Другой великий русский писатель, Достоевский указал в “Бесах” на “справедливое дело”, соблазн коего предоставляет оправдание дурному поведению, “праву на бесчестье”, что не перестает завораживать адептов. Одним из аспектов того, что на Западе позволили обзавестись престижем даже сталинизму также (и в особенности) среди тех, кто признавал невероятную жестокость подобных методов, было абстрактное понимание того, что в происходящем есть определенная зловещая грандиозность. Люди Идей, глубоко понимавшие законы Истории создавали новое общество и брали на себя вину за отвратительные, но необходимые акции. Нечто подобное можно обнаружить даже у инквизиторов в “Слепящей Тьме” Артура Кестлера. Сам Кестлер вспоминал, что ему написал молодой француз, который после прочтения книги уверовал в коммунизм.

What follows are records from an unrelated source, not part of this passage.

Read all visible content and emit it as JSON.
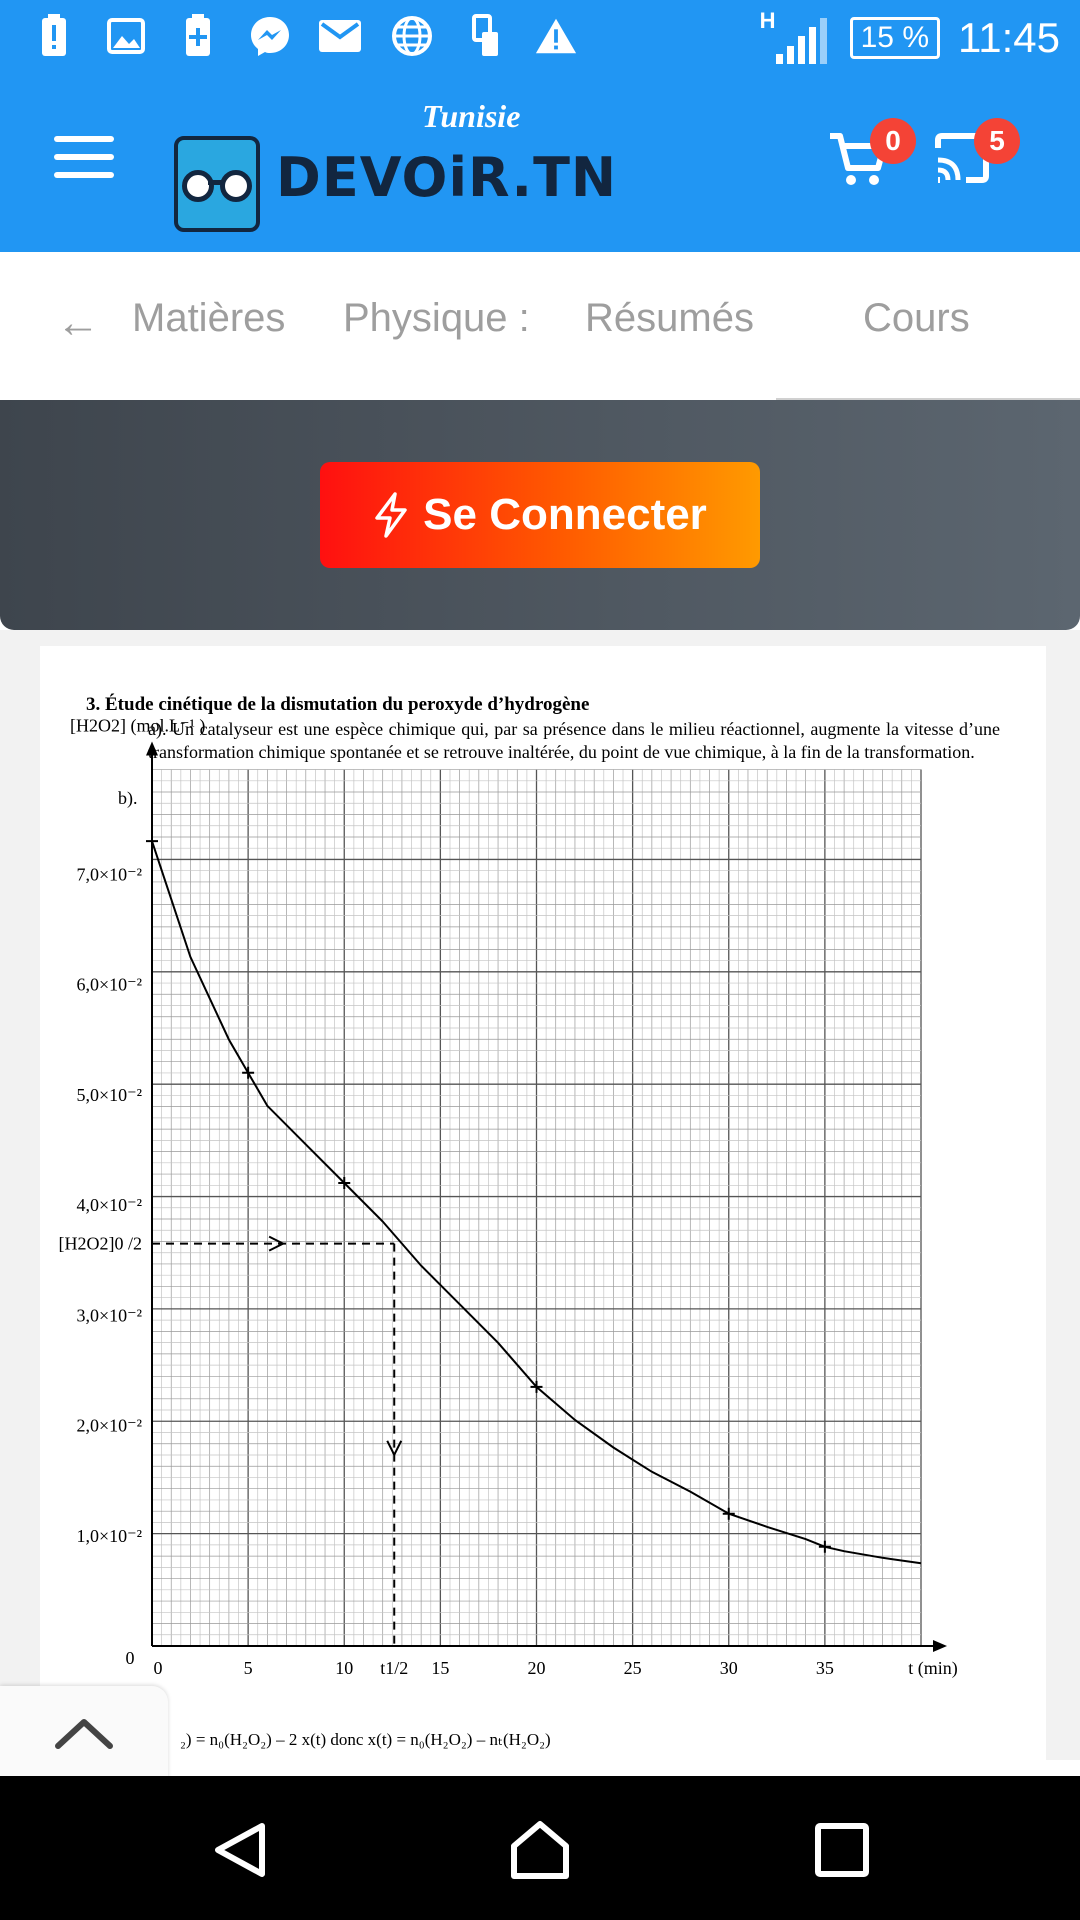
{
  "status_bar": {
    "network": "H",
    "battery": "15 %",
    "time": "11:45",
    "icons": [
      "battery-alert-icon",
      "image-icon",
      "battery-plus-icon",
      "messenger-icon",
      "mail-icon",
      "globe-icon",
      "device-icon",
      "warning-icon",
      "signal-icon"
    ]
  },
  "app_bar": {
    "logo_tagline": "Tunisie",
    "logo_text": "DEVOiR.TN",
    "cart_count": "0",
    "cast_count": "5"
  },
  "tabs": {
    "items": [
      "Matières",
      "Physique :",
      "Résumés",
      "Cours"
    ]
  },
  "login": {
    "label": "Se Connecter"
  },
  "document": {
    "title": "3.  Étude cinétique de la dismutation du peroxyde d’hydrogène",
    "para_a": "a). Un catalyseur est une espèce chimique qui, par sa présence dans le milieu réactionnel, augmente la vitesse d’une transformation chimique spontanée et se retrouve inaltérée, du point de vue chimique, à la fin de la transformation.",
    "para_b": "b).",
    "formula_tail": "₂) = n₀(H₂O₂) – 2 x(t) donc x(t) = n₀(H₂O₂) – nₜ(H₂O₂)"
  },
  "chart_data": {
    "type": "line",
    "ylabel": "[H2O2] (mol.L⁻¹ )",
    "xlabel": "t (min)",
    "x_ticks": [
      "0",
      "5",
      "10",
      "t1/2",
      "15",
      "20",
      "25",
      "30",
      "35"
    ],
    "y_ticks": [
      "0",
      "1,0×10⁻²",
      "2,0×10⁻²",
      "3,0×10⁻²",
      "4,0×10⁻²",
      "[H2O2]0 /2",
      "5,0×10⁻²",
      "6,0×10⁻²",
      "7,0×10⁻²"
    ],
    "xlim": [
      0,
      40
    ],
    "ylim": [
      0,
      0.08
    ],
    "grid": true,
    "series": [
      {
        "x": [
          0,
          2,
          4,
          5,
          6,
          8,
          10,
          12,
          14,
          16,
          18,
          20,
          22,
          24,
          26,
          28,
          30,
          32,
          34,
          35,
          36,
          38,
          40
        ],
        "y": [
          0.073,
          0.0625,
          0.055,
          0.052,
          0.049,
          0.0455,
          0.042,
          0.0385,
          0.0345,
          0.031,
          0.0275,
          0.0235,
          0.0205,
          0.018,
          0.0158,
          0.014,
          0.012,
          0.0108,
          0.0097,
          0.009,
          0.0086,
          0.008,
          0.0075
        ]
      }
    ],
    "measured_points": {
      "x": [
        0,
        5,
        10,
        20,
        30,
        35
      ],
      "y": [
        0.073,
        0.052,
        0.042,
        0.0235,
        0.012,
        0.009
      ]
    },
    "half_life": {
      "t": 12.6,
      "c": 0.0365
    }
  }
}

В своей наиболее примитивной форме оправдание звучит как “нельзя сделать борщ не порезав капусты” – адаптация известного замечания Робеспьера о яйцах и омлете.
Самое важное, без сомнения, – препятствовать этой комбинации туманного и самого себе противоречащего “универсального блага” по отношению ко всему человечеству и готовность принять системы которые (зачастую постепенно) становятся экстремально бесчеловечными и фальшивыми во имя предположительно гуманных идеалов.